You might want to raise your trees as a commercial farmer raises corn. You plant young trees all in straight rows, all at the same time, and all from the same seed stock. You spray your fledgling forest with herbicides to kill the "weeds" that compete with your "crop" of trees. You spray it again with insecticides should the need arise. You fertilize the soil with chemical compounds to hasten the growth of your stock. And when your trees finally reach a marketable size, you cut them down all at once. A farmer does not harvest every fifth cornstalk and leave the rest; he systematically clear-cuts his field. So it is with trees. You clear-cut the forest to make room for your next crop of timber.

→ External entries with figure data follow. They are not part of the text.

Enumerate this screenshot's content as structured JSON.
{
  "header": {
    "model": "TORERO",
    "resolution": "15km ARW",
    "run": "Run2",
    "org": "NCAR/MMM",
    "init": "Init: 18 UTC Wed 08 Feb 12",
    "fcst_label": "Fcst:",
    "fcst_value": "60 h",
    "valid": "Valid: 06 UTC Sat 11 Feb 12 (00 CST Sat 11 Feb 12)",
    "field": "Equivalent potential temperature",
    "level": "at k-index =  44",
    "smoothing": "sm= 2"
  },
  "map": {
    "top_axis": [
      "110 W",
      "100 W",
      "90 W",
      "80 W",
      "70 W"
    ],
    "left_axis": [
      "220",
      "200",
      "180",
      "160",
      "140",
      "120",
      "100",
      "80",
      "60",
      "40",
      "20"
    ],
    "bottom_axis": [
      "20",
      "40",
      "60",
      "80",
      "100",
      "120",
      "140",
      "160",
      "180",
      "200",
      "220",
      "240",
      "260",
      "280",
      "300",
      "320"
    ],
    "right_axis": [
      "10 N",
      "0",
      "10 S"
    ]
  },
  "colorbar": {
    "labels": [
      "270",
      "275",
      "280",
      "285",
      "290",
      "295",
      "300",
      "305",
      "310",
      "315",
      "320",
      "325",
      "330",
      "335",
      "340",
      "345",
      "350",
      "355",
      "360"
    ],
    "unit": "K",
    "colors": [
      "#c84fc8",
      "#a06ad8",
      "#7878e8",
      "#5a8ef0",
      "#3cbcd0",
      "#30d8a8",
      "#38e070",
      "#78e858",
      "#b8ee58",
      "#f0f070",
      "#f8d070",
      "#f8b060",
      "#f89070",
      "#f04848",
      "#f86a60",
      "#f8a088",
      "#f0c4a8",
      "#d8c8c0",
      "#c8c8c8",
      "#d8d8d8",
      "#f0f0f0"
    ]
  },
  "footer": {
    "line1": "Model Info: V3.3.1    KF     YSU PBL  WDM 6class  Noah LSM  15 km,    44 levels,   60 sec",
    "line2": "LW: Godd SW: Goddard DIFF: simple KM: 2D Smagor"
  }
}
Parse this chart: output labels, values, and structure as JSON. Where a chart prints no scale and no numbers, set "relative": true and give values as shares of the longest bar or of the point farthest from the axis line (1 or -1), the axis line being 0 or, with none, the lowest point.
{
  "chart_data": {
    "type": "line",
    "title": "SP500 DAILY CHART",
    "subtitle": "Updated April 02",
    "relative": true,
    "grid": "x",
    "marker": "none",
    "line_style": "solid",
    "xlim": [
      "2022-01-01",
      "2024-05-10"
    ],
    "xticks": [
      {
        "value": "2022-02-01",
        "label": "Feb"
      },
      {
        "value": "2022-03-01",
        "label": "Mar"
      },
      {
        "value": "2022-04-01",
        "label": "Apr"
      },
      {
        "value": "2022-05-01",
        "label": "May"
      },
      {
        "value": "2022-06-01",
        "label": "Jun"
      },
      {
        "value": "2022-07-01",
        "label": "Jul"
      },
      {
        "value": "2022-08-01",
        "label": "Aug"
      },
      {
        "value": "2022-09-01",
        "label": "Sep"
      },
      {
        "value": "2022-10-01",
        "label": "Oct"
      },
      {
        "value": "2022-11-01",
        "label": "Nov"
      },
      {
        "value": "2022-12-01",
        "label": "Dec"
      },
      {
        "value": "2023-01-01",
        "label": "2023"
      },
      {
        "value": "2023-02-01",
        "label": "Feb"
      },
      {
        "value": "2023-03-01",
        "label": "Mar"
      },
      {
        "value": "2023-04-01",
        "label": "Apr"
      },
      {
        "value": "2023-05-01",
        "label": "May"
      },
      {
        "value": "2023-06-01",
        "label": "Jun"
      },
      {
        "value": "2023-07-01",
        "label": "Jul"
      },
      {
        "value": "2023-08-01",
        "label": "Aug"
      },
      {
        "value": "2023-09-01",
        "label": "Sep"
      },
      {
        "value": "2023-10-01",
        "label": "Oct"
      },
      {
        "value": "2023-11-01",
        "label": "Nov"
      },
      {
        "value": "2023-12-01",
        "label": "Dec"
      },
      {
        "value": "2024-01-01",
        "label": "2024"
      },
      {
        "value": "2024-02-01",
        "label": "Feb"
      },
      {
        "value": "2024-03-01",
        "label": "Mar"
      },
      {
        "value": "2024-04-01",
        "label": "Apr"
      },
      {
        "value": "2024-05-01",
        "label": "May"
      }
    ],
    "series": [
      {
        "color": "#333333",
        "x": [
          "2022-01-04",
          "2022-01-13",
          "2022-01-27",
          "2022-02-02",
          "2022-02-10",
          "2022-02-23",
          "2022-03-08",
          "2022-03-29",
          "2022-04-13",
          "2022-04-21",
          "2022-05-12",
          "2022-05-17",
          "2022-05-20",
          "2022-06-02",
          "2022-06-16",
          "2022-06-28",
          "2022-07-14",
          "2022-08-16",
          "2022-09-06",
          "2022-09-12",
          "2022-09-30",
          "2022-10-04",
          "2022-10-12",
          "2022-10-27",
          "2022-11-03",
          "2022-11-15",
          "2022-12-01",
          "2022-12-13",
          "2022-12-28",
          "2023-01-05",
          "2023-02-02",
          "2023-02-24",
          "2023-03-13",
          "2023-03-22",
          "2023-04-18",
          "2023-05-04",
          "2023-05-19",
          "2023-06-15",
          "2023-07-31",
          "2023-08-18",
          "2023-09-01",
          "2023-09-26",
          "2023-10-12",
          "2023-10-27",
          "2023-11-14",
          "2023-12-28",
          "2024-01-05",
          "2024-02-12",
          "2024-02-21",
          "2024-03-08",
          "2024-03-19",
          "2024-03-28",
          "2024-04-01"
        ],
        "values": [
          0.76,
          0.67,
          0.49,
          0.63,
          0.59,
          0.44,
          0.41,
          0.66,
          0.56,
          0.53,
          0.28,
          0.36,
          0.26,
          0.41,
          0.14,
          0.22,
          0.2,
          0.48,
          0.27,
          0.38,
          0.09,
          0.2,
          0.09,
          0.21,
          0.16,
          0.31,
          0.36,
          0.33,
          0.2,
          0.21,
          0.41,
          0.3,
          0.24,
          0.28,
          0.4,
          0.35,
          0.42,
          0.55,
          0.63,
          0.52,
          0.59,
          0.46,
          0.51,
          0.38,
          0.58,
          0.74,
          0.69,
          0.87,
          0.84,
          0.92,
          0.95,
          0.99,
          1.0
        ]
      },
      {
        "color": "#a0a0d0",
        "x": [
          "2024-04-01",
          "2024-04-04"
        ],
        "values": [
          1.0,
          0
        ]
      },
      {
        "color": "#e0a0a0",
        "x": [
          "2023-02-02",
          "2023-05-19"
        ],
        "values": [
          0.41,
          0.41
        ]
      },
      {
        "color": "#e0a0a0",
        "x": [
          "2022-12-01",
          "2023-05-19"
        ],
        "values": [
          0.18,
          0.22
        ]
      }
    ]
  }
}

These are the techniques used in industrial tree farming. They might or might not appeal to your fancy. Today, though, more and more people who know and love the woods have become understandably suspicious of such a technological manipulation of the forest environment. One of these, timber-owner Fred Behm, a lumberjack who has worked in the woods for 60 years, says:

I belong to this small tree farm organization, and a year ago we made a tour of the Weyerhaeuser tree farm at Cottage Grove [Oregon]. They took us up on the mountain there, and we could look down across it: It was one of the most beautiful sights I've ever seen—thousands of acres of reproduction. But then I looked at it closely and got to thinking about it. It's one of the most depressing things I've ever seen, too.

Nothing is going to be there. They'll pre-commercial thin when the trees are 15 or 20 years old, then in 50 years they'll clear-cut. It'll be like a cornfield. There'll be no snags, no old logs in there. Wildlife—squirrels, birds, and salamanders—will have no place. So many creatures live in the snags and under the old logs. What's it gonna be like without them? Like I say, it's beautiful but depressing.

My personal opinion is that nature knows what it's doing, and if you interfere too much with nature, you're going to have problems.